Summary: Background: Ebola virus disease (EVD) is associated with multisystem organ failure and high mortality. Severe hypoglycaemia is common, life-threatening, and correctable in critically ill patients, but glucose monitoring may be limited in EVD treatment units. Methods: We conducted a retrospective review of patients admitted to EVD treatment units in Butembo and Katwa, Eastern DRC. Glucose measurements were done using a handheld glucometer at the bedside or using the Piccolo xpress Chemistry Analyzer on venous samples. Findings: 384 patients (median age 30 years (interquartile range, IQR, 20–45), 57% female) and 6422 glucose measurements (median 11 per patient, IQR 4–22) were included in the analysis. Severe hypoglycaemia (≤2.2 mmol/L) and hyperglycaemia (>10 mmol/L) were recorded at least once during the ETU admission in 97 (25%) and 225 (59%) patients, respectively. A total of 2004 infusions of glucose-containing intravenous solutions were administered to 302 patients (79%) with a median cumulative dose of 175g (IQR 100–411). The overall case fatality rate was 157/384 (41%) and was 2.2-fold higher (95% CI 1.3–3.8) in patients with severe hypoglycaemia than those without hypoglycaemia (p = 0.0042).
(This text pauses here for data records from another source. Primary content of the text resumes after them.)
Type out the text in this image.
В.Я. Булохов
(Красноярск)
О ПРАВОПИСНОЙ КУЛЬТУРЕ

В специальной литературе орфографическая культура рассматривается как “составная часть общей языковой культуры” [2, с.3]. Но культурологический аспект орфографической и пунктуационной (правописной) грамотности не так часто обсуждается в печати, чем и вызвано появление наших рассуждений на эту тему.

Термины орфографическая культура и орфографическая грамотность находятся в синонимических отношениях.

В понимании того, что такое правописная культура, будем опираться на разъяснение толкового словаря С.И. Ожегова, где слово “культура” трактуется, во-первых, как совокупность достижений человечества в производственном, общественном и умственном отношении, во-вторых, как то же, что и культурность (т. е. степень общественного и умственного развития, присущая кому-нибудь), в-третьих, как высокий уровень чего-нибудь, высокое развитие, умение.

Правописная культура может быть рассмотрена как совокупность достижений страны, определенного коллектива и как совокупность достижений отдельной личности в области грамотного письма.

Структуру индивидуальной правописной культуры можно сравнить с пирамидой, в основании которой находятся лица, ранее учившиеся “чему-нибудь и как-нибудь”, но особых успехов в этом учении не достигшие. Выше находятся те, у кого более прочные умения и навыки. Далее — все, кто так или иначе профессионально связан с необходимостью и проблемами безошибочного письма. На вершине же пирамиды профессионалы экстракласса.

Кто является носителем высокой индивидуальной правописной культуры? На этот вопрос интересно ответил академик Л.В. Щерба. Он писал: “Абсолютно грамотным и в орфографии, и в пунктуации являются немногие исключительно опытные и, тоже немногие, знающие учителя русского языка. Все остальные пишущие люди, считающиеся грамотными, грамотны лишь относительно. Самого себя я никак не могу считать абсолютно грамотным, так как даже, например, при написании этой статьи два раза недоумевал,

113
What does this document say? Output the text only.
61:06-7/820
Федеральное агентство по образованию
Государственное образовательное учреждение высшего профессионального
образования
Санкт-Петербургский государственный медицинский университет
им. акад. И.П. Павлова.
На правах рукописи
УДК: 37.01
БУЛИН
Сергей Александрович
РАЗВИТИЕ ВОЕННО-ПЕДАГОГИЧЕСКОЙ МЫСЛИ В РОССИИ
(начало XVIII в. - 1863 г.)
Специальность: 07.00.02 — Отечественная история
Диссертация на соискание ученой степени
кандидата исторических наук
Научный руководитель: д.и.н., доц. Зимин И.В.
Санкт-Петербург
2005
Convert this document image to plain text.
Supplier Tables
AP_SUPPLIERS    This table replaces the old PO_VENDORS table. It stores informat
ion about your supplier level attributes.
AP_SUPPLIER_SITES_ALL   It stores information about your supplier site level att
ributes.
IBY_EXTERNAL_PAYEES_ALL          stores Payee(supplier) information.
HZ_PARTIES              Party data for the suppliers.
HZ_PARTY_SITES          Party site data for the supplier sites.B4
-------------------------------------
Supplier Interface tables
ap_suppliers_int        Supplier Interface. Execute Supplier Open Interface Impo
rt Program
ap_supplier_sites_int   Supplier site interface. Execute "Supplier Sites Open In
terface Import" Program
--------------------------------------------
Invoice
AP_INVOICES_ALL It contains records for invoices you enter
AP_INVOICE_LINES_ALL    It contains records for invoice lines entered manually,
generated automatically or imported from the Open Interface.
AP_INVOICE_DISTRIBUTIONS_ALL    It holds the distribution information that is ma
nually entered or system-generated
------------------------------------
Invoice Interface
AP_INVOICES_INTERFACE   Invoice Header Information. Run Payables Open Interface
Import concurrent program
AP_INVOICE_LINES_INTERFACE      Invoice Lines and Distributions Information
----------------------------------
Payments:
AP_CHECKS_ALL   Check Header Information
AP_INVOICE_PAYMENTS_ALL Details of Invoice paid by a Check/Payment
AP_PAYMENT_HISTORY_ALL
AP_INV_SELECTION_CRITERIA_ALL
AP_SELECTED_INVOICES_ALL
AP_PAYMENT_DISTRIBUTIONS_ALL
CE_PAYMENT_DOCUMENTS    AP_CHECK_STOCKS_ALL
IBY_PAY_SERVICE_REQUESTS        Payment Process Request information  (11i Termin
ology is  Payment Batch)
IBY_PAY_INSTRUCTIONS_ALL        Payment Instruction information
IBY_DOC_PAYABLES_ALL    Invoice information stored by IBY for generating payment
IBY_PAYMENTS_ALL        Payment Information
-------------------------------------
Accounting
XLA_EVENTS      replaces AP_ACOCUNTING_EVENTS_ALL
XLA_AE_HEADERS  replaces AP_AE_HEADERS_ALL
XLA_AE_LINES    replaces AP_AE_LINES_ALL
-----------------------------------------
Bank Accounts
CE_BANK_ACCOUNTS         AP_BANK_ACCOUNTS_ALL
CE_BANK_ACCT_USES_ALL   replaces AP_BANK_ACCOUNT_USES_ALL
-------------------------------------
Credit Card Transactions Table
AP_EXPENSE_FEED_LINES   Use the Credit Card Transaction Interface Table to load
In a multivariable Cox proportional hazards model, periods of severe hypoglycaemia (adjusted hazard ratio (aHR) 6.2, 95% CI 3.2–12, p < 0.0001) and moderate hypoglycaemia (aHR 3.0, 95% CI 1.9–4.8, p < 0.0001) were associated with elevated mortality. Interpretation: Hypoglycaemia is common in EVD, requires repeated correction with intravenous dextrose solutions, and is associated with mortality. Funding: This study was not supported by any specific funding.